A crise da democracia no Brasil não se dá apenas pela ruptura com os ritos institucionais, mas pela corrosão sistemática das suas promessas sociais. Os episódios políticos que marcaram a história recente do país – do golpe civil-militar de 1964 ao impeachment de Dilma Rousseff em 2016 – revelam uma lógica cíclica de reversão de direitos quando o projeto democrático se aproxima de sua vertente substantiva: a distribuição de riquezas, a inclusão social e o enfrentamento às desigualdades estruturais. Nestes momentos, as formas jurídicas operam como instrumentos de contenção, não da violência ou da ilegalidade, mas da própria possibilidade de transformação social. Trata-se de um regime jurídico que atua não para garantir direitos, mas para racionalizar e legitimar sua deterioração.

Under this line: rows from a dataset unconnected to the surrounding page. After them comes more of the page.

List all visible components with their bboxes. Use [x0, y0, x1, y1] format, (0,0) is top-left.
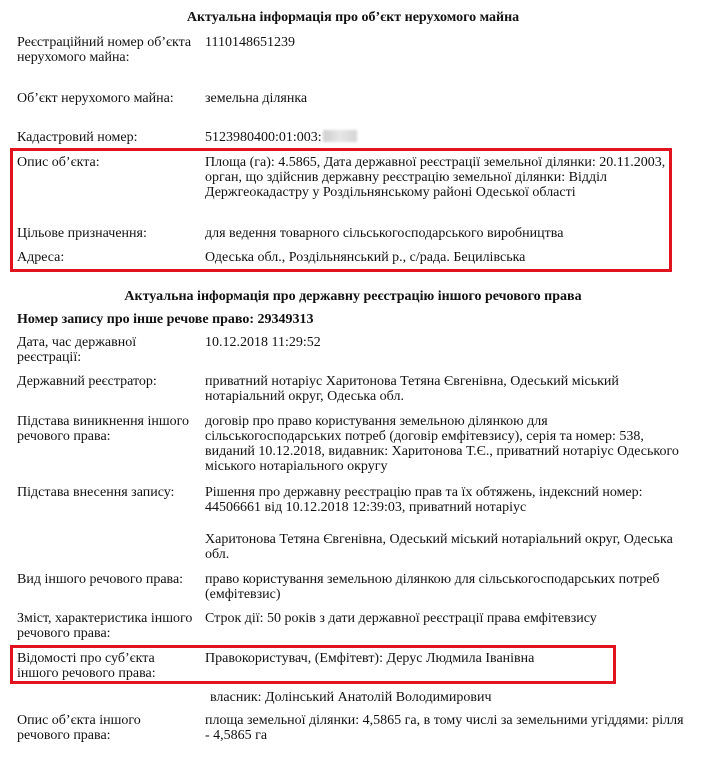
label-entry-basis: Підстава внесення запису:: [17, 485, 175, 500]
value-right-type: право користування земельною ділянкою для сільськогосподарських потреб (емфітевзис): [205, 572, 660, 602]
record-number: Номер запису про інше речове право: 29349313: [17, 312, 314, 327]
value-registration-date: 10.12.2018 11:29:52: [205, 335, 321, 350]
cadastral-number-text: 5123980400:01:003:: [205, 130, 322, 145]
label-address: Адреса:: [17, 250, 65, 265]
value-registration-number: 1110148651239: [205, 35, 295, 50]
value-property-object: земельна ділянка: [205, 91, 308, 106]
label-property-object: Об’єкт нерухомого майна:: [17, 91, 174, 106]
value-right-object-description: площа земельної ділянки: 4,5865 га, в тому числі за земельними угіддями: рілля - 4,5865 га: [205, 713, 684, 743]
label-purpose: Цільове призначення:: [17, 226, 147, 241]
value-registrar: приватний нотаріус Харитонова Тетяна Євгенівна, Одеський міський нотаріальний округ, Одеська обл.: [205, 374, 619, 404]
value-address: Одеська обл., Роздільнянський р., с/рада. Бецилівська: [205, 250, 526, 265]
value-right-content: Строк дії: 50 років з дати державної реєстрації права емфітевзису: [205, 611, 597, 626]
value-entry-basis: Рішення про державну реєстрацію прав та їх обтяжень, індексний номер: 44506661 від 10.12.2018 12:39:03, приватний нотаріус: [205, 485, 643, 515]
label-right-type: Вид іншого речового права:: [17, 572, 184, 587]
value-cadastral-number: [205, 130, 685, 145]
value-object-description: Площа (га): 4.5865, Дата державної реєстрації земельної ділянки: 20.11.2003, орган, що здійснив державну реєстрацію земельної ділянки: Відділ Держгеокадастру у Роздільнянському районі Одеської області: [205, 155, 666, 200]
label-object-description: Опис об’єкта:: [17, 155, 100, 170]
label-right-basis: Підстава виникнення іншого речового права:: [17, 414, 190, 444]
label-cadastral-number: Кадастровий номер:: [17, 130, 138, 145]
label-registration-date: Дата, час державної реєстрації:: [17, 335, 137, 365]
value-owner: власник: Долінський Анатолій Володимирович: [210, 690, 492, 705]
section-title-registration: Актуальна інформація про державну реєстрацію іншого речового права: [124, 289, 582, 304]
label-right-content: Зміст, характеристика іншого речового права:: [17, 611, 193, 641]
value-entry-basis-continued: Харитонова Тетяна Євгенівна, Одеський міський нотаріальний округ, Одеська обл.: [205, 532, 673, 562]
section-title-property: Актуальна інформація про об’єкт нерухомого майна: [186, 10, 520, 25]
value-right-basis: договір про право користування земельною ділянкою для сільськогосподарських потреб (договір емфітевзису), серія та номер: 538, виданий 10.12.2018, видавник: Харитонова Т.Є., приватний нотаріус Одеського міського нотаріального округу: [205, 414, 679, 474]
label-right-object-description: Опис об’єкта іншого речового права:: [17, 713, 141, 743]
label-registration-number: Реєстраційний номер об’єкта нерухомого майна:: [17, 35, 192, 65]
value-purpose: для ведення товарного сільськогосподарського виробництва: [205, 226, 564, 241]
redacted-blur: [323, 130, 357, 142]
value-right-subject: Правокористувач, (Емфітевт): Дерус Людмила Іванівна: [205, 651, 535, 666]
label-registrar: Державний реєстратор:: [17, 374, 157, 389]
label-right-subject: Відомості про суб’єкта іншого речового права:: [17, 651, 156, 681]
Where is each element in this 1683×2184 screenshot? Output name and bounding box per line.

Em 1964, a derrubada do governo João Goulart interrompeu um processo político que, ainda que moderado, ensaiava enfrentar os privilégios históricos da elite fundiária e financeira do país. As Reformas de Base – entre elas, a reforma agrária, a reforma tributária e a reforma educacional – pretendiam democratizar o acesso à terra, à educação e ao crédito. Essa agenda, que contrariava interesses profundamente enraizados, foi sumariamente anulada pelo golpe que instituiu uma ditadura de 21 anos, marcando o início de um novo ordenamento legal autoritário. A nova ordem jurídica não apenas suprimiu garantias individuais e coletivas, mas institucionalizou um modelo de desenvolvimento excludente e concentrador, amparado em legislações de exceção e repressão estatal. A promessa democrática foi recalcada, e com ela o horizonte de uma cidadania social plena.
Décadas mais tarde, já sob a vigência da Constituição de 1988, que prometia refundar o pacto democrático com base na dignidade da pessoa humana e na justiça social, o país testemunhou uma nova inflexão histórica. O impeachment da presidenta Dilma Rousseff, realizado sem comprovação de crime de responsabilidade, embora chancelado pelas formalidades institucionais, representou um golpe parlamentar que reposicionou o Estado brasileiro sob a lógica do mercado. A partir de 2016, intensificou-se a implementação de reformas regressivas que afetaram diretamente os direitos sociais consagrados pela Constituição. A Emenda Constitucional 95, ao congelar os investimentos públicos por duas décadas, institucionalizou a escassez como norma. A Reforma Trabalhista de 2017 flexibilizou conquistas históricas sob o pretexto de modernização, precarizando relações de trabalho e enfraquecendo a proteção sindical. Em seguida, a Reforma da Previdência de 2019 desfigurou o caráter solidário do sistema, transferindo para o trabalhador os custos da crise econômica.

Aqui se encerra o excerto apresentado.